Byron Forest Preserve does a lot of work on controlling yellow and white sweet clover on their remnants and in hundreds of acres of prairie restorations. Russell Brunner and Austin Webb of BFP liked their Italian made Enorossi sickle bar mower such that they bought a second one this year so both can mow sweet clover patches.
For successful mowing of sweet clover you wait until the clover is well into its bloom, but before it has made any seed. You want to mow the clover very close to the ground, below any leaves that are green on the stem. This is impossible in areas with stumps and rocks, but works fine in our silt loam prairies.
Your typical rotary mower that is pulled behind a tractor often means the tractor tires run over a lot of the clover, and the mower can’t cut this laid down clover as the blades won’t go that low. This leaves the operator reversing over clover patches and/or repeated mowing a patch to try to cut the clover.
These sickle bar mowers cut to the side of the tractor and mowing a patch of clover is quite easy. The sickle bar can be raised from the tractor, where you drive to a patch, lower the sickle, cut, and raise the bar and drive to the next patch.
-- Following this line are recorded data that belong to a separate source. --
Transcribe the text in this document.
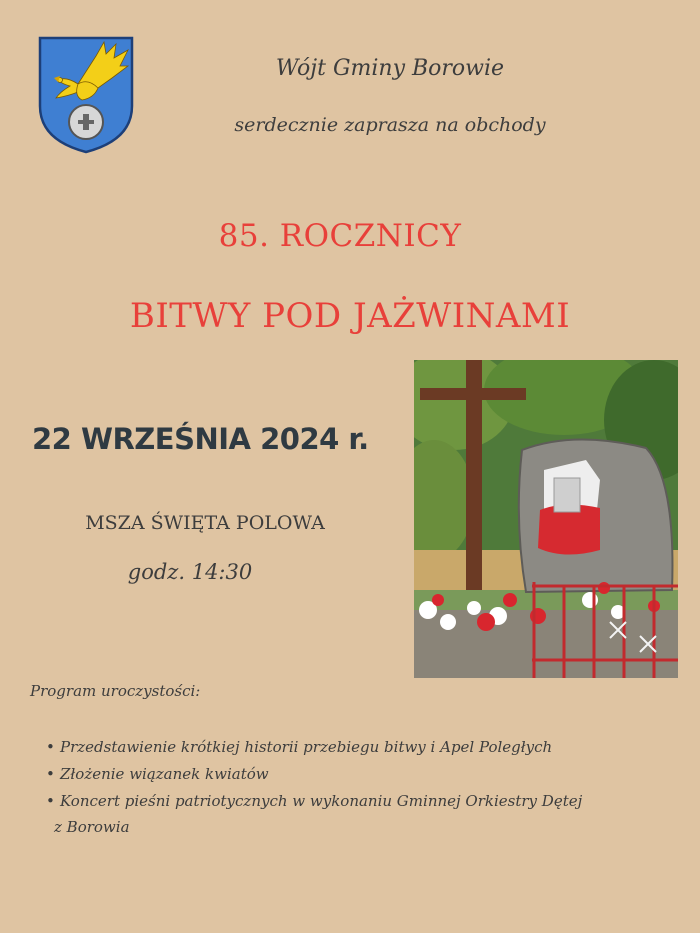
Wójt Gminy Borowie
serdecznie zaprasza na obchody
85. ROCZNICY
BITWY POD JAŻWINAMI
22 WRZEŚNIA 2024 r.
MSZA ŚWIĘTA POLOWA
godz. 14:30
Program uroczystości:
• Przedstawienie krótkiej historii przebiegu bitwy i Apel Poległych
• Złożenie wiązanek kwiatów
• Koncert pieśni patriotycznych w wykonaniu Gminnej Orkiestry Dętej
z Borowia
This means you are disturbing the least amount of prairie to get the patch of weeds cut. If the sickle bar hits a stump or an ant mound the bar pivots out of the way, and you can reverse a bit and the bar snaps back into place.
Sickle bar mowers are old technology. They are made for hay cutting. Sweet clover is a hay. If you use the mower for its intended use it will be a reliable tool.
You have to see this in action. Here is a 30 second video showing Austin running the mower: https://youtu.be/kA2A1XSxrA8
Don’t forget a line trimmer works great to cut small patches of sweet clover.